Tomorrow is St George’s Day, a day of… frankly nothing, in honour of England’s dubious patron saint. Whereas St Andrew’s Day is at least a holiday for the Scots, and the Irish St Patrick’s Day has been exported all over the world as a celebration of stout and silly hats, we’ve kept ours to ourselves, down-played it, almost as if we’re embarrassed by it.

I can see why, though – celebrating English national identity has a stigma attached to it that few others have.

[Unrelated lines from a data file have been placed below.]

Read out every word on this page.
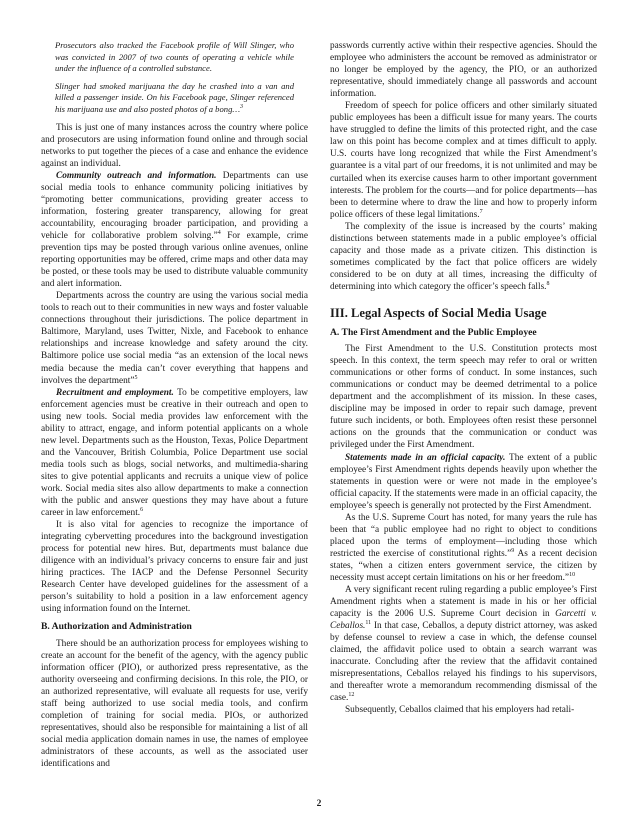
Prosecutors also tracked the Facebook profile of Will Slinger, who was convicted in 2007 of two counts of operating a vehicle while under the influence of a controlled substance.

Slinger had smoked marijuana the day he crashed into a van and killed a passenger inside. On his Facebook page, Slinger referenced his marijuana use and also posted photos of a bong…$^3$

This is just one of many instances across the country where police and prosecutors are using information found online and through social networks to put together the pieces of a case and enhance the evidence against an individual.

Community outreach and information. Departments can use social media tools to enhance community policing initiatives by “promoting better communications, providing greater access to information, fostering greater transparency, allowing for great accountability, encouraging broader participation, and providing a vehicle for collaborative problem solving.”$^4$ For example, crime prevention tips may be posted through various online avenues, online reporting opportunities may be offered, crime maps and other data may be posted, or these tools may be used to distribute valuable community and alert information.

Departments across the country are using the various social media tools to reach out to their communities in new ways and foster valuable connections throughout their jurisdictions. The police department in Baltimore, Maryland, uses Twitter, Nixle, and Facebook to enhance relationships and increase knowledge and safety around the city. Baltimore police use social media “as an extension of the local news media because the media can’t cover everything that happens and involves the department”$^5$

Recruitment and employment. To be competitive employers, law enforcement agencies must be creative in their outreach and open to using new tools. Social media provides law enforcement with the ability to attract, engage, and inform potential applicants on a whole new level. Departments such as the Houston, Texas, Police Department and the Vancouver, British Columbia, Police Department use social media tools such as blogs, social networks, and multimedia-sharing sites to give potential applicants and recruits a unique view of police work. Social media sites also allow departments to make a connection with the public and answer questions they may have about a future career in law enforcement.$^6$

It is also vital for agencies to recognize the importance of integrating cybervetting procedures into the background investigation process for potential new hires. But, departments must balance due diligence with an individual’s privacy concerns to ensure fair and just hiring practices. The IACP and the Defense Personnel Security Research Center have developed guidelines for the assessment of a person’s suitability to hold a position in a law enforcement agency using information found on the Internet.

B. Authorization and Administration

There should be an authorization process for employees wishing to create an account for the benefit of the agency, with the agency public information officer (PIO), or authorized press representative, as the authority overseeing and confirming decisions. In this role, the PIO, or an authorized representative, will evaluate all requests for use, verify staff being authorized to use social media tools, and confirm completion of training for social media. PIOs, or authorized representatives, should also be responsible for maintaining a list of all social media application domain names in use, the names of employee administrators of these accounts, as well as the associated user identifications and

passwords currently active within their respective agencies. Should the employee who administers the account be removed as administrator or no longer be employed by the agency, the PIO, or an authorized representative, should immediately change all passwords and account information.

Freedom of speech for police officers and other similarly situated public employees has been a difficult issue for many years. The courts have struggled to define the limits of this protected right, and the case law on this point has become complex and at times difficult to apply. U.S. courts have long recognized that while the First Amendment’s guarantee is a vital part of our freedoms, it is not unlimited and may be curtailed when its exercise causes harm to other important government interests. The problem for the courts—and for police departments—has been to determine where to draw the line and how to properly inform police officers of these legal limitations.$^7$

The complexity of the issue is increased by the courts’ making distinctions between statements made in a public employee’s official capacity and those made as a private citizen. This distinction is sometimes complicated by the fact that police officers are widely considered to be on duty at all times, increasing the difficulty of determining into which category the officer’s speech falls.$^8$

III. Legal Aspects of Social Media Usage
A. The First Amendment and the Public Employee

The First Amendment to the U.S. Constitution protects most speech. In this context, the term speech may refer to oral or written communications or other forms of conduct. In some instances, such communications or conduct may be deemed detrimental to a police department and the accomplishment of its mission. In these cases, discipline may be imposed in order to repair such damage, prevent future such incidents, or both. Employees often resist these personnel actions on the grounds that the communication or conduct was privileged under the First Amendment.

Statements made in an official capacity. The extent of a public employee’s First Amendment rights depends heavily upon whether the statements in question were or were not made in the employee’s official capacity. If the statements were made in an official capacity, the employee’s speech is generally not protected by the First Amendment.

As the U.S. Supreme Court has noted, for many years the rule has been that “a public employee had no right to object to conditions placed upon the terms of employment—including those which restricted the exercise of constitutional rights.”$^9$ As a recent decision states, “when a citizen enters government service, the citizen by necessity must accept certain limitations on his or her freedom.”$^{10}$

A very significant recent ruling regarding a public employee’s First Amendment rights when a statement is made in his or her official capacity is the 2006 U.S. Supreme Court decision in Garcetti v. Ceballos.$^{11}$ In that case, Ceballos, a deputy district attorney, was asked by defense counsel to review a case in which, the defense counsel claimed, the affidavit police used to obtain a search warrant was inaccurate. Concluding after the review that the affidavit contained misrepresentations, Ceballos relayed his findings to his supervisors, and thereafter wrote a memorandum recommending dismissal of the case.$^{12}$

Subsequently, Ceballos claimed that his employers had retali-

2
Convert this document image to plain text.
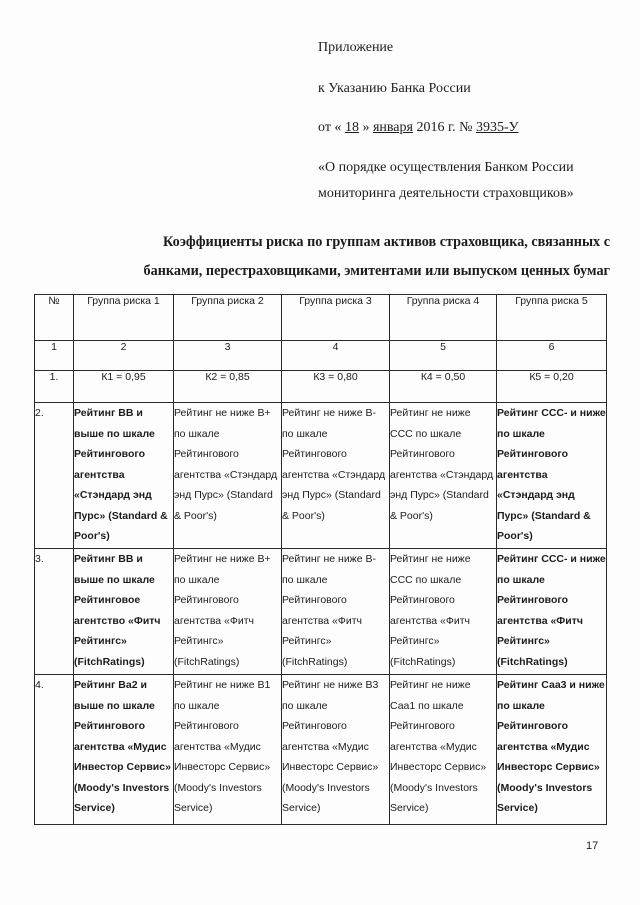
Приложение
к Указанию Банка России
от « 18 » января 2016 г. № 3935-У
«О порядке осуществления Банком России
мониторинга деятельности страховщиков»
Коэффициенты риска по группам активов страховщика, связанных с
банками, перестраховщиками, эмитентами или выпуском ценных бумаг
№	Группа риска 1	Группа риска 2	Группа риска 3	Группа риска 4	Группа риска 5
1	2	3	4	5	6
1.	К1 = 0,95	К2 = 0,85	К3 = 0,80	К4 = 0,50	К5 = 0,20
2.	Рейтинг ВВ и выше по шкале Рейтингового агентства «Стэндард энд Пурс» (Standard & Poor's)	Рейтинг не ниже В+ по шкале Рейтингового агентства «Стэндард энд Пурс» (Standard & Poor's)	Рейтинг не ниже В- по шкале Рейтингового агентства «Стэндард энд Пурс» (Standard & Poor's)	Рейтинг не ниже ССС по шкале Рейтингового агентства «Стэндард энд Пурс» (Standard & Poor's)	Рейтинг ССС- и ниже по шкале Рейтингового агентства «Стэндард энд Пурс» (Standard & Poor's)
3.	Рейтинг ВВ и выше по шкале Рейтинговое агентство «Фитч Рейтингс» (FitchRatings)	Рейтинг не ниже В+ по шкале Рейтингового агентства «Фитч Рейтингс» (FitchRatings)	Рейтинг не ниже В- по шкале Рейтингового агентства «Фитч Рейтингс» (FitchRatings)	Рейтинг не ниже ССС по шкале Рейтингового агентства «Фитч Рейтингс» (FitchRatings)	Рейтинг ССС- и ниже по шкале Рейтингового агентства «Фитч Рейтингс» (FitchRatings)
4.	Рейтинг Ва2 и выше по шкале Рейтингового агентства «Мудис Инвестор Сервис» (Moody's Investors Service)	Рейтинг не ниже В1 по шкале Рейтингового агентства «Мудис Инвесторс Сервис» (Moody's Investors Service)	Рейтинг не ниже В3 по шкале Рейтингового агентства «Мудис Инвесторс Сервис» (Moody's Investors Service)	Рейтинг не ниже Саа1 по шкале Рейтингового агентства «Мудис Инвесторс Сервис» (Moody's Investors Service)	Рейтинг Саа3 и ниже по шкале Рейтингового агентства «Мудис Инвесторс Сервис» (Moody's Investors Service)
17
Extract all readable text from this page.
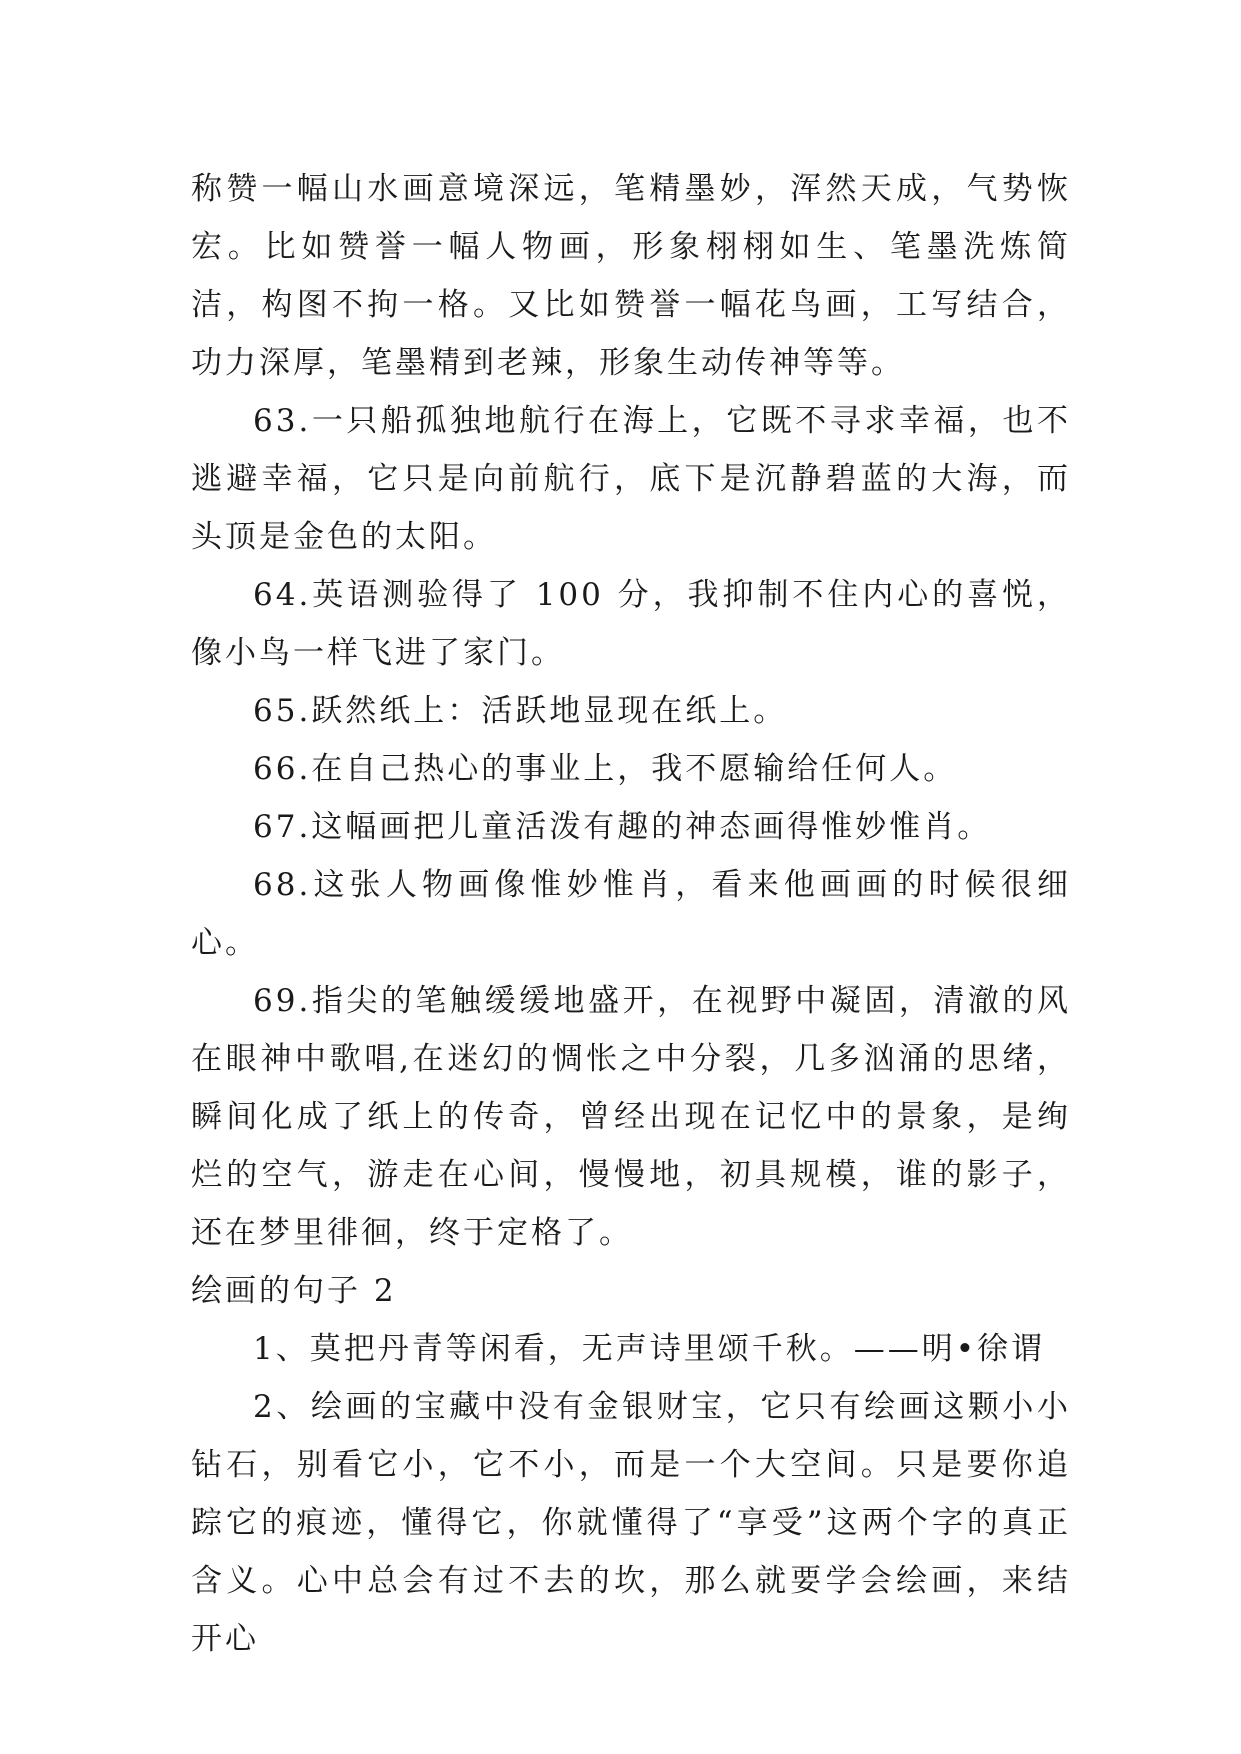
称赞一幅山水画意境深远，笔精墨妙，浑然天成，气势恢宏。比如赞誉一幅人物画，形象栩栩如生、笔墨洗炼简洁，构图不拘一格。又比如赞誉一幅花鸟画，工写结合，功力深厚，笔墨精到老辣，形象生动传神等等。

63.一只船孤独地航行在海上，它既不寻求幸福，也不逃避幸福，它只是向前航行，底下是沉静碧蓝的大海，而头顶是金色的太阳。

64.英语测验得了 100 分，我抑制不住内心的喜悦，像小鸟一样飞进了家门。

65.跃然纸上：活跃地显现在纸上。

66.在自己热心的事业上，我不愿输给任何人。

67.这幅画把儿童活泼有趣的神态画得惟妙惟肖。

68.这张人物画像惟妙惟肖，看来他画画的时候很细心。

69.指尖的笔触缓缓地盛开，在视野中凝固，清澈的风在眼神中歌唱,在迷幻的惆怅之中分裂，几多汹涌的思绪，瞬间化成了纸上的传奇，曾经出现在记忆中的景象，是绚烂的空气，游走在心间，慢慢地，初具规模，谁的影子，还在梦里徘徊，终于定格了。

绘画的句子 2

1、莫把丹青等闲看，无声诗里颂千秋。——明•徐谓

2、绘画的宝藏中没有金银财宝，它只有绘画这颗小小钻石，别看它小，它不小，而是一个大空间。只是要你追踪它的痕迹，懂得它，你就懂得了“享受”这两个字的真正含义。心中总会有过不去的坎，那么就要学会绘画，来结开心
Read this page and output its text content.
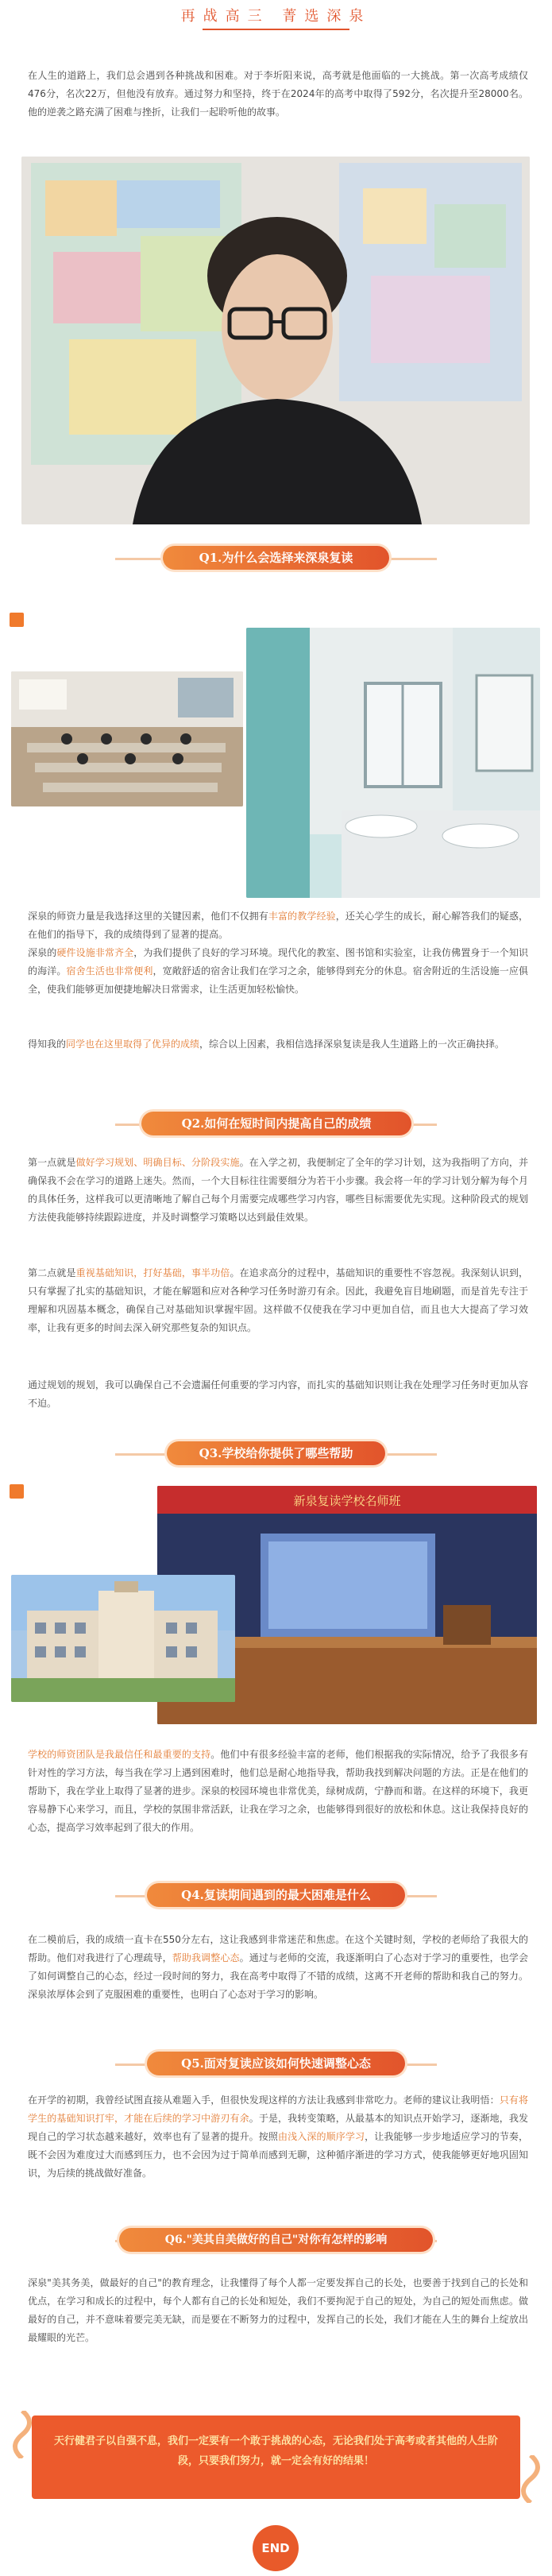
再战高三 菁选深泉
在人生的道路上，我们总会遇到各种挑战和困难。对于李圻阳来说，高考就是他面临的一大挑战。第一次高考成绩仅476分，名次22万，但他没有放弃。通过努力和坚持，终于在2024年的高考中取得了592分，名次提升至28000名。他的逆袭之路充满了困难与挫折，让我们一起聆听他的故事。
Q1.为什么会选择来深泉复读
深泉的师资力量是我选择这里的关键因素，他们不仅拥有丰富的教学经验，还关心学生的成长，耐心解答我们的疑惑，在他们的指导下，我的成绩得到了显著的提高。
深泉的硬件设施非常齐全，为我们提供了良好的学习环境。现代化的教室、图书馆和实验室，让我仿佛置身于一个知识的海洋。宿舍生活也非常便利，宽敞舒适的宿舍让我们在学习之余，能够得到充分的休息。宿舍附近的生活设施一应俱全，使我们能够更加便捷地解决日常需求，让生活更加轻松愉快。
得知我的同学也在这里取得了优异的成绩，综合以上因素，我相信选择深泉复读是我人生道路上的一次正确抉择。
Q2.如何在短时间内提高自己的成绩
第一点就是做好学习规划、明确目标、分阶段实施。在入学之初，我便制定了全年的学习计划，这为我指明了方向，并确保我不会在学习的道路上迷失。然而，一个大目标往往需要细分为若干小步骤。我会将一年的学习计划分解为每个月的具体任务，这样我可以更清晰地了解自己每个月需要完成哪些学习内容，哪些目标需要优先实现。这种阶段式的规划方法使我能够持续跟踪进度，并及时调整学习策略以达到最佳效果。
第二点就是重视基础知识，打好基础，事半功倍。在追求高分的过程中，基础知识的重要性不容忽视。我深刻认识到，只有掌握了扎实的基础知识，才能在解题和应对各种学习任务时游刃有余。因此，我避免盲目地刷题，而是首先专注于理解和巩固基本概念，确保自己对基础知识掌握牢固。这样做不仅使我在学习中更加自信，而且也大大提高了学习效率，让我有更多的时间去深入研究那些复杂的知识点。
通过规划的规划，我可以确保自己不会遗漏任何重要的学习内容，而扎实的基础知识则让我在处理学习任务时更加从容不迫。
Q3.学校给你提供了哪些帮助
新泉复读学校名师班
学校的师资团队是我最信任和最重要的支持。他们中有很多经验丰富的老师，他们根据我的实际情况，给予了我很多有针对性的学习方法，每当我在学习上遇到困难时，他们总是耐心地指导我，帮助我找到解决问题的方法。正是在他们的帮助下，我在学业上取得了显著的进步。深泉的校园环境也非常优美，绿树成荫，宁静而和谐。在这样的环境下，我更容易静下心来学习，而且，学校的氛围非常活跃，让我在学习之余，也能够得到很好的放松和休息。这让我保持良好的心态，提高学习效率起到了很大的作用。
Q4.复读期间遇到的最大困难是什么
在二模前后，我的成绩一直卡在550分左右，这让我感到非常迷茫和焦虑。在这个关键时刻，学校的老师给了我很大的帮助。他们对我进行了心理疏导，帮助我调整心态。通过与老师的交流，我逐渐明白了心态对于学习的重要性，也学会了如何调整自己的心态，经过一段时间的努力，我在高考中取得了不错的成绩，这离不开老师的帮助和我自己的努力。深泉浓厚体会到了克服困难的重要性，也明白了心态对于学习的影响。
Q5.面对复读应该如何快速调整心态
在开学的初期，我曾经试图直接从难题入手，但很快发现这样的方法让我感到非常吃力。老师的建议让我明悟：只有将学生的基础知识打牢，才能在后续的学习中游刃有余。于是，我转变策略，从最基本的知识点开始学习，逐渐地，我发现自己的学习状态越来越好，效率也有了显著的提升。按照由浅入深的顺序学习，让我能够一步步地适应学习的节奏，既不会因为难度过大而感到压力，也不会因为过于简单而感到无聊，这种循序渐进的学习方式，使我能够更好地巩固知识，为后续的挑战做好准备。
Q6."美其自美做好的自己"对你有怎样的影响
深泉"美其务美，做最好的自己"的教育理念，让我懂得了每个人都一定要发挥自己的长处，也要善于找到自己的长处和优点，在学习和成长的过程中，每个人都有自己的长处和短处，我们不要拘泥于自己的短处，为自己的短处而焦虑。做最好的自己，并不意味着要完美无缺，而是要在不断努力的过程中，发挥自己的长处，我们才能在人生的舞台上绽放出最耀眼的光芒。
天行健君子以自强不息，我们一定要有一个敢于挑战的心态，无论我们处于高考或者其他的人生阶段，只要我们努力，就一定会有好的结果！
END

I can’t say that I love my country. The food’s tolerable, the weather’s pretty shite, I live here and I pay taxes here and I vote here. I care about its future. But that’s as far as it goes; I can’t say I’m proud of it. To shamelessly wheel out a quote by someone far more eloquent than I:

“Patriotism is the belief your country is superior to all other countries because you were born in it.” – George Bernard Shaw

Regardless of my own lack of patriotism and hence how little meaning the St George’s Cross has to me, I feel that it’s drifting in its symbolism toward unpleasantness. It’s starting to mean “football hooligan”, even “skinhead” and “racist”. It seems like it’s becoming something that we ought to be ashamed of.

Do people of foreign countries see the English flag that way, or is it a uniquely English idea of what our own flag represents? Or, for that matter, am I alone in my negative stereotyping and ought I to correct it immediately?